For an example of this, take the IEEE FP hardware. Intel
actually really did the right thing in doing it all "in
hardware", even though a lot of it was hidden behind
microcode. In fact, over the years, x87 FP has gotten
more generic, in that now things like sin/cos do
not need the argument range reduction they originally
needed.
Everybody else said "we don't want to handle this". And
everybody else was wrong. The x87 actually did the
right thing. You can do full-precision transcendentals
at high performance without any extra strange
architecturally visible guard bits or other crud, and they
didn't need to make their architecture uglier for it. Each
microarchitecture can choose how they implement
the correct rounding, and what algorithm to use, without
being forever shackled to some specific one that was done
in software and as a result lives on forever.
End result? Last I saw, x86 simply was faster. Not just
for the special cases.
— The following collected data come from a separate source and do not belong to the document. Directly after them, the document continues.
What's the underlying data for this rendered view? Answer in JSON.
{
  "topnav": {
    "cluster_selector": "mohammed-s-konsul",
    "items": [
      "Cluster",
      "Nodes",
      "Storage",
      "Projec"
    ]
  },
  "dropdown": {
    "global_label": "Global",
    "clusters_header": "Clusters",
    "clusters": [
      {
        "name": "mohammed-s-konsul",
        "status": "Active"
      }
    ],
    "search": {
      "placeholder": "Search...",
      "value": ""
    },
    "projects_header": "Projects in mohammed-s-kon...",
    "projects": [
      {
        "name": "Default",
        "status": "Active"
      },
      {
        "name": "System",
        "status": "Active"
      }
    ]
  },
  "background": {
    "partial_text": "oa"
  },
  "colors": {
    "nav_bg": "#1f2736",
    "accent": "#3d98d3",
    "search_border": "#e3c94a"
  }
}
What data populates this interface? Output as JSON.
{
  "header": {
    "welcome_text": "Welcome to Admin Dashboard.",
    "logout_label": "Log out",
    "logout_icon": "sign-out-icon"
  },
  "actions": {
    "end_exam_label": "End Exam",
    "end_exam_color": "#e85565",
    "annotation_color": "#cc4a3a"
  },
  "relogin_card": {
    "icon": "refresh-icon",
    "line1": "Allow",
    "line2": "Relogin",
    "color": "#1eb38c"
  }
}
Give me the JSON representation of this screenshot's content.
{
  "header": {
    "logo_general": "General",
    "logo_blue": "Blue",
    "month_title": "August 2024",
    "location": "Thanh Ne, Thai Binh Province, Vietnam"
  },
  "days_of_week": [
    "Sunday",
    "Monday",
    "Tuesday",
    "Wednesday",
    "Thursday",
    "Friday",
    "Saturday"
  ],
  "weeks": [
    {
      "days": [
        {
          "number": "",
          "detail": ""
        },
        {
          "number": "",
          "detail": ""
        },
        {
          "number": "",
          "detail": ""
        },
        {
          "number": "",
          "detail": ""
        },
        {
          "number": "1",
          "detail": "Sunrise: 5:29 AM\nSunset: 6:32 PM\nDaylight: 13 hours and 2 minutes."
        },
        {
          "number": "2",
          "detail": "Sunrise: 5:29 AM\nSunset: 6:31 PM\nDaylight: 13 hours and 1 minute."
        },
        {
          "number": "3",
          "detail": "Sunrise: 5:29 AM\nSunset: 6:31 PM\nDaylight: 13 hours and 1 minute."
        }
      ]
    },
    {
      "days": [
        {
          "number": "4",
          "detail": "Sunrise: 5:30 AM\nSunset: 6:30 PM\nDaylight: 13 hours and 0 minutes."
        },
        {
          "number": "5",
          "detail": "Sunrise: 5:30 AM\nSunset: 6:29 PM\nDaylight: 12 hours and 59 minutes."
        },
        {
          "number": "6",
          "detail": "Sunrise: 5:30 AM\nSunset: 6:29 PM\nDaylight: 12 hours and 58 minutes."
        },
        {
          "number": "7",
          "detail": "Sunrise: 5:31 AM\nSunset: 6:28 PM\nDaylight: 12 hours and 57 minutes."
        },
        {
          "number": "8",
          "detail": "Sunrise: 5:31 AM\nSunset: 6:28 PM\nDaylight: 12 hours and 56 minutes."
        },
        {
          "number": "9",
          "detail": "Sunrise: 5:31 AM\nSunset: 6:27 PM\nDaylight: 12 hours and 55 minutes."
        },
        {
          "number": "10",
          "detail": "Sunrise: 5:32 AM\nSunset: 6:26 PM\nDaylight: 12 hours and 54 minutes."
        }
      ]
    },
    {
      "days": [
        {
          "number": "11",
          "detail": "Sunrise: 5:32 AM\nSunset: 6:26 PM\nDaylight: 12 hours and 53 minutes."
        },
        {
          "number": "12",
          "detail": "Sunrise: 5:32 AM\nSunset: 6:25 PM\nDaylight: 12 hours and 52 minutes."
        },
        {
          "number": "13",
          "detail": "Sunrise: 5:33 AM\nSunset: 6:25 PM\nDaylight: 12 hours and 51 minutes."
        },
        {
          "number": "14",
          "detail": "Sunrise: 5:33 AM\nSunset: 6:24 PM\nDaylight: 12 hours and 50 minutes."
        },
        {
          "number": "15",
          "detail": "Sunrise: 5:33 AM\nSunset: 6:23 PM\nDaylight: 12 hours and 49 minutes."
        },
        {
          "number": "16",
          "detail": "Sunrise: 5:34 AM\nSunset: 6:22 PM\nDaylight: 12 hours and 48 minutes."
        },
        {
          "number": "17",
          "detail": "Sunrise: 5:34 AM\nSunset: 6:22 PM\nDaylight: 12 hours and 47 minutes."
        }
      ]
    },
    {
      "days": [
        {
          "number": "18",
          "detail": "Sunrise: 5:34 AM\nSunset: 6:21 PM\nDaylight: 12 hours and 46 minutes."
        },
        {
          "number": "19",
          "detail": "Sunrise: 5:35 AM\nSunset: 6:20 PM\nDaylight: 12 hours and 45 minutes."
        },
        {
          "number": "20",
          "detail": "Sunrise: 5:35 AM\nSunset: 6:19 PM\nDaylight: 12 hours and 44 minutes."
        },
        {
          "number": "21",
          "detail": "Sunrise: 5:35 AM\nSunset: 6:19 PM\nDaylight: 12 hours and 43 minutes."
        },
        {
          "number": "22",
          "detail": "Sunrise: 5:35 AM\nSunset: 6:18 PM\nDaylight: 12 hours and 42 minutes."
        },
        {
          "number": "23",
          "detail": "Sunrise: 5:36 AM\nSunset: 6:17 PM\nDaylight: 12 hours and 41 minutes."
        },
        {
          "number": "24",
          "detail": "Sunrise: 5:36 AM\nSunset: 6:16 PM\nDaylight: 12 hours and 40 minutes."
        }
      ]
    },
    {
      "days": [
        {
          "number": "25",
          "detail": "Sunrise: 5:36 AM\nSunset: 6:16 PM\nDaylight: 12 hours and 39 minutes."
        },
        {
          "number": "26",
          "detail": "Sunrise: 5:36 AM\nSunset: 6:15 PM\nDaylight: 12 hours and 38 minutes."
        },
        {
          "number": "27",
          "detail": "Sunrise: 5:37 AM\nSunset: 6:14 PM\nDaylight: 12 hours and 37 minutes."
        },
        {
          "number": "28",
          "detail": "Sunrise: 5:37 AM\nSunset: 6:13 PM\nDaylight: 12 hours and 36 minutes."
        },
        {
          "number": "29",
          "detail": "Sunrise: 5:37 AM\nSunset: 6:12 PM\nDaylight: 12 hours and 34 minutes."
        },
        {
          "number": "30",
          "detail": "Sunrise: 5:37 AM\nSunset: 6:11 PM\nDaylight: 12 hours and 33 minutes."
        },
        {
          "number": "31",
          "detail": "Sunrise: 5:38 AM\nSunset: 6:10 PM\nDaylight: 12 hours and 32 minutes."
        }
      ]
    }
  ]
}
For all the normal cases too.
(And yes, effort is part of it, and success breeds success.
But part of that "breeding success" has been "friendly to
software", and not playing any idiotic games. Again: the
robust and simple approach actually wins).
Linus
>
>My argument comes down to the fact that "robust" actually
>ends up being faster.
Btw, I realize that you probably won't understand my
argument, but it's not that it's always faster at any
particular point: at any particular point you can
probably correctly argue that "if we expose xyz and let
software handle it manually, the software people can do
it better than our current microarchitecture".
So yes, there will always be a "true" argument that some
particular choice was correct at that time.
My whole robustness argument has none of that. It
says that "any particular time" is much less important than
"in the long run".
And robust choices are better in the long run, exactly
because you don't know what you can do. If you did
know what you could do, it wouldn't be "high tech" any
more. It would be just bulk engineering, with nothing
left to discover - just shrinking stuff purely for price.
Maybe we'll get to that point. Maybe it's even getting
close. I don't think it's here yet.
So what I'm saying is that making architecturally visible
choices until you hit the point where you know
everything is actually a really bad idea. Until then,
you're actually better off with "robust": trying to not
expose the special cases at all, but just handling them
all.
For an example of this, take the IEEE FP hardware. Intel
actually really did the right thing in doing it all "in
hardware", even though a lot of it was hidden behind
microcode. In fact, over the years, x87 FP has gotten
more generic, in that now things like sin/cos do
not need the argument range reduction they originally
needed.
Everybody else said "we don't want to handle this". And
everybody else was wrong. The x87 actually did the
right thing. You can do full-precision transcendentals
at high performance without any extra strange
architecturally visible guard bits or other crud, and they
didn't need to make their architecture uglier for it. Each
microarchitecture can choose how they implement
the correct rounding, and what algorithm to use, without
being forever shackled to some specific one that was done
in software and as a result lives on forever.
End result? Last I saw, x86 simply was faster. Not just
for the special cases. For all the normal cases too.
(And yes, effort is part of it, and success breeds success.
But part of that "breeding success" has been "friendly to
software", and not playing any idiotic games. Again: the
robust and simple approach actually wins).